Les arbres du voisin

ACTU – PRATIKO – PRATIQUE  Droit civil – Voisinage

Entre voisins se posent fréquemment des problèmes de distance des plantations.

L’article 35 du Code rural dispose que :

« Il n’est permis de planter des arbres de haute tige qu’à la distance consacrée par les usages constants et reconnus ; et, à défaut d’usages, qu’à la distance de deux mètres de la ligne séparative des deux héritages pour les arbres à haute tige, et à la distance d’un demi-mètre pour les autres arbres et haies vives.

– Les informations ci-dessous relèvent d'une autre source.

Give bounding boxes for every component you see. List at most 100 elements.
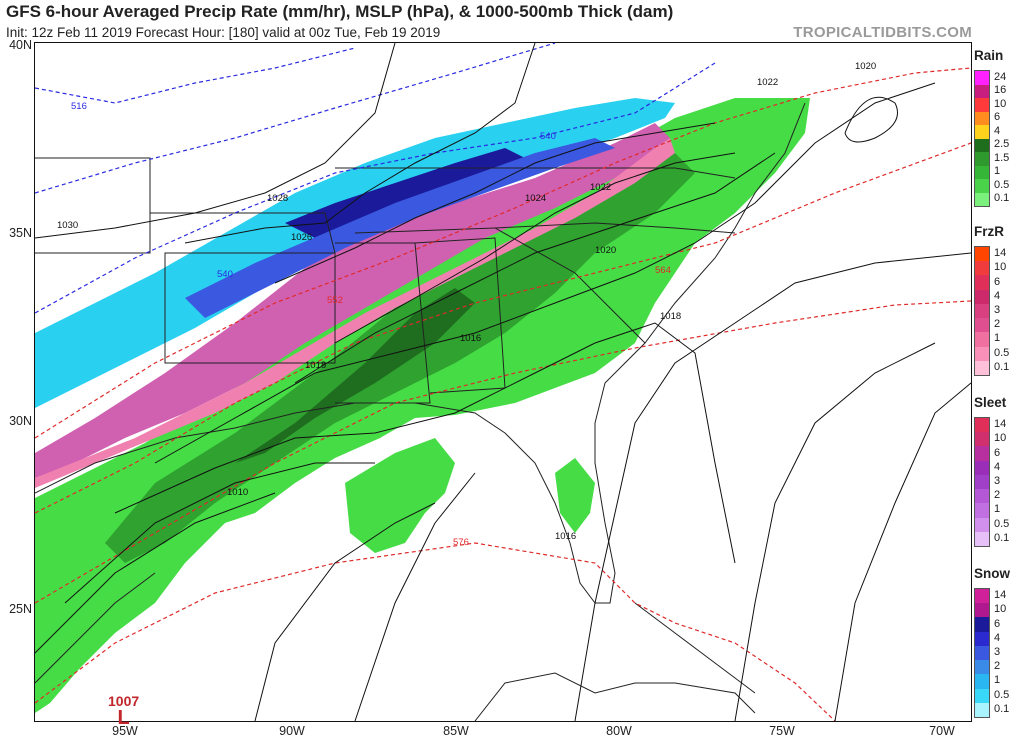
isobar-lines [35, 43, 971, 721]
isobar-line [35, 492, 276, 654]
isobar-label: 1028 [267, 193, 288, 204]
isobar-label: 1022 [590, 182, 611, 193]
weather-map[interactable]: 1020 1022 1022 1024 1026 1028 1030 1020 … [34, 42, 972, 722]
legend-tick-label: 10 [994, 97, 1007, 110]
lon-label-70w: 70W [929, 724, 955, 738]
legend-tick-label: 0.1 [994, 531, 1010, 544]
isobar-line [294, 152, 776, 384]
legend-tick-label: 3 [994, 475, 1001, 487]
legend-title-rain: Rain [974, 48, 1004, 63]
legend-color-swatch [975, 138, 989, 152]
legend-color-swatch [975, 192, 989, 206]
lon-label-95w: 95W [112, 724, 138, 738]
thickness-label: 564 [655, 265, 671, 276]
brand-watermark[interactable]: TROPICALTIDBITS.COM [793, 24, 972, 41]
low-pressure-value: 1007 [108, 693, 140, 709]
map-title: GFS 6-hour Averaged Precip Rate (mm/hr),… [6, 2, 674, 21]
lon-label-75w: 75W [769, 724, 795, 738]
isobar-label: 1030 [57, 220, 78, 231]
rain-light-area [35, 98, 810, 713]
legend-tick-label: 2.5 [994, 138, 1010, 151]
thickness-line-552 [35, 67, 971, 439]
low-pressure-center: 1007 L [108, 693, 140, 729]
legend-color-swatch [975, 432, 989, 447]
thickness-label: 540 [217, 269, 233, 280]
legend-color-swatch [975, 702, 989, 717]
map-subtitle: Init: 12z Feb 11 2019 Forecast Hour: [18… [6, 25, 441, 40]
freezing-rain-band [35, 138, 675, 488]
legend-tick-label: 1.5 [994, 151, 1010, 164]
legend-colorbar-sleet [974, 417, 990, 547]
legend-color-swatch [975, 645, 989, 661]
legend-color-swatch [975, 332, 989, 347]
legend-color-swatch [975, 631, 989, 646]
isobar-line [354, 472, 476, 721]
isobar-labels: 1020 1022 1022 1024 1026 1028 1030 1020 … [57, 61, 876, 542]
low-pressure-symbol: L [117, 707, 130, 729]
isobar-line [274, 122, 716, 284]
legend-color-swatch [975, 165, 989, 179]
legend-tick-label: 2 [994, 489, 1001, 502]
legend-tick-label: 0.5 [994, 178, 1010, 191]
legend-tick-label: 6 [994, 275, 1001, 288]
isobar-line [154, 82, 936, 464]
precip-shading [35, 98, 810, 713]
state-border-line [354, 222, 736, 234]
legend-title-frzr: FrzR [974, 224, 1004, 239]
legend-tick-label: 6 [994, 111, 1001, 124]
thickness-line-570 [35, 300, 971, 604]
legend-color-swatch [975, 674, 989, 689]
legend-tick-label: 0.5 [994, 688, 1010, 701]
thickness-label: 540 [540, 131, 556, 142]
legend-tick-label: 14 [994, 418, 1007, 431]
legend-tick-label: 4 [994, 631, 1001, 644]
legend-tick-label: 3 [994, 646, 1001, 658]
legend-color-swatch [975, 360, 989, 375]
lat-label-40n: 40N [9, 38, 32, 52]
legend-color-swatch [975, 318, 989, 333]
thickness-label: 576 [453, 537, 469, 548]
legend-tick-label: 0.5 [994, 517, 1010, 530]
legend-tick-label: 0.1 [994, 192, 1010, 205]
legend-color-swatch [975, 275, 989, 290]
isobar-line [254, 502, 436, 721]
legend-color-swatch [975, 617, 989, 632]
legend-color-swatch [975, 152, 989, 166]
legend-color-swatch [975, 688, 989, 703]
isobar-label: 1026 [291, 232, 312, 243]
isobar-label: 1016 [460, 333, 481, 344]
legend-tick-label: 2 [994, 660, 1001, 673]
legend-color-swatch [975, 503, 989, 518]
thickness-line-576 [35, 542, 836, 721]
isobar-label: 1016 [555, 531, 576, 542]
thickness-lines [35, 43, 971, 721]
legend-color-swatch [975, 247, 989, 262]
legend-title-sleet: Sleet [974, 395, 1007, 410]
coastline [474, 672, 756, 721]
legend-color-swatch [975, 111, 989, 125]
lat-label-25n: 25N [9, 602, 32, 616]
rain-florida-area [555, 458, 595, 533]
legend-tick-label: 1 [994, 165, 1001, 178]
legend-color-swatch [975, 125, 989, 139]
thickness-label: 516 [71, 101, 87, 112]
precip-legend: Rain 24 16 10 6 4 2.5 1.5 1 0.5 0.1 FrzR 14 10 6 4 3 2… [972, 46, 1024, 736]
boundaries [35, 102, 806, 721]
legend-tick-label: 10 [994, 603, 1007, 616]
coastline [634, 602, 756, 694]
isobar-line [114, 322, 736, 564]
map-canvas: 1020 1022 1022 1024 1026 1028 1030 1020 … [35, 43, 971, 721]
legend-color-swatch [975, 446, 989, 461]
legend-color-swatch [975, 589, 989, 604]
legend-color-swatch [975, 517, 989, 532]
lon-label-85w: 85W [443, 724, 469, 738]
lon-label-80w: 80W [606, 724, 632, 738]
legend-color-swatch [975, 531, 989, 546]
lon-label-90w: 90W [279, 724, 305, 738]
mixed-precip-band [35, 123, 670, 478]
isobar-label: 1020 [855, 61, 876, 72]
legend-tick-label: 6 [994, 446, 1001, 459]
isobar-line [35, 43, 396, 239]
legend-tick-label: 10 [994, 432, 1007, 445]
state-border-line [494, 227, 646, 344]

Les arbres fruitiers de toute espèce peuvent être plantés en espaliers de chaque côté du mur séparatif de deux propriétés, sans que l’on soit tenu d’observer aucune distance.

Si ce mur n’est pas mitoyen, son propriétaire a seul le droit d’y appuyer ses espaliers. »

La distance à respecter dépendra donc de la nature de l’arbre.

Si l’on ne peut faire valoir un usage reconnu, la distance à respecter sera donc :

  • Deux mètres pour les arbres de haute tige,
  • Cinquante centimètres pour tous les autres arbres.

La question de la nature de l’arbre (hautes ou basses tiges) est une question de fait laissée à l’appréciation du Juge de Paix.

A titre d’exemple, ont parfois été considérés par la jurisprudence comme des arbres de haute tige :

  • Les arbres visés à l’article 154 du Code forestier, à savoir : chêne, châtaignier, mélèze, acacia, hêtre, charme, érable, platane, autres résineux (tilleul, peuplier et bouleaux) et arbres fruitiers (aune, saune, pommier, poirier) ;
  • Le sorbe et le noyer,
  • Le coudrier et le lila,
  • Les conifères, etc.

Il apparaît que les éléments d’appréciation retenus soient :

  • Le développement de l’arbre au moment de l’introduction de la cause,
  • Le développement normal que l’on peut attendre au stade de l’arbre mûr,
  • Les propriétés gênantes de l’arbre, en particulier la hauteur, l’évolution de la couronne et des racines.

La distance entre la ligne séparative et l’arbre se mesure du centre du tronc jusqu’à la ligne séparative, la ligne séparative étant évidemment celle qui sépare deux propriétés.

L’usage en question dans l’article 35 du Code rural est un usage généralement consacré et reconnu, appliqué régulièrement et effectivement.

Il doit donc être stable, de longue durée, uniforme et public.

C’est, au final, le juge qui apprécie l’existence et l’exactitude d’un usage dont se prévaut un justiciable.

Il conviendra donc de se renseigner auprès des autorités communales, voire du greffe de la Justice de Paix territorialement compétente afin de vérifier s’il existe un usage constant et reconnu applicable au lieu où sont situés les propriétés concernées.

Le non-respect de la distance de plantation est passible de la sanction prévue à l’article 36 du Code rural :

« Le voisin peut exiger que les arbres, haies, arbrisseaux et arbustes plantés à une distance moindre que la distance légale soient arrachés. »

L’action en arrachage trouve donc son fondement dans la loi et peut, dès lors, être introduite par le voisin sans que celui-ci doive fournir la preuve de quelque intérêt particulier ou de quelque dégât subi.

En d’autres termes, l’action n’est pas subordonnée à la démonstration d’un préjudice ou d’un trouble de voisinage.

Enfin, l’article 37 du Code rural énonce que :

« Celui sur la propriété duquel avancent les branches des arbres du voisin peut contraindre celui-ci à couper ces branches.

Les fruits tombés naturellement sur la propriété du voisin lui appartiennent.

Si ce sont les racines qui avancent sur son héritage, il a le droit de les y couper lui-même.

Le droit de couper les racines ou de faire couper les branches est imprescriptible. ».

Dès lors, si un arbre forme ses racines sur le terrain d’un voisin ou y avance ses branches, ce voisin peut :

  • couper lui-même les racines qui avancent sur son terrain,
  • obliger le propriétaire des arbres à couper les branches qui surplombent sa propriété.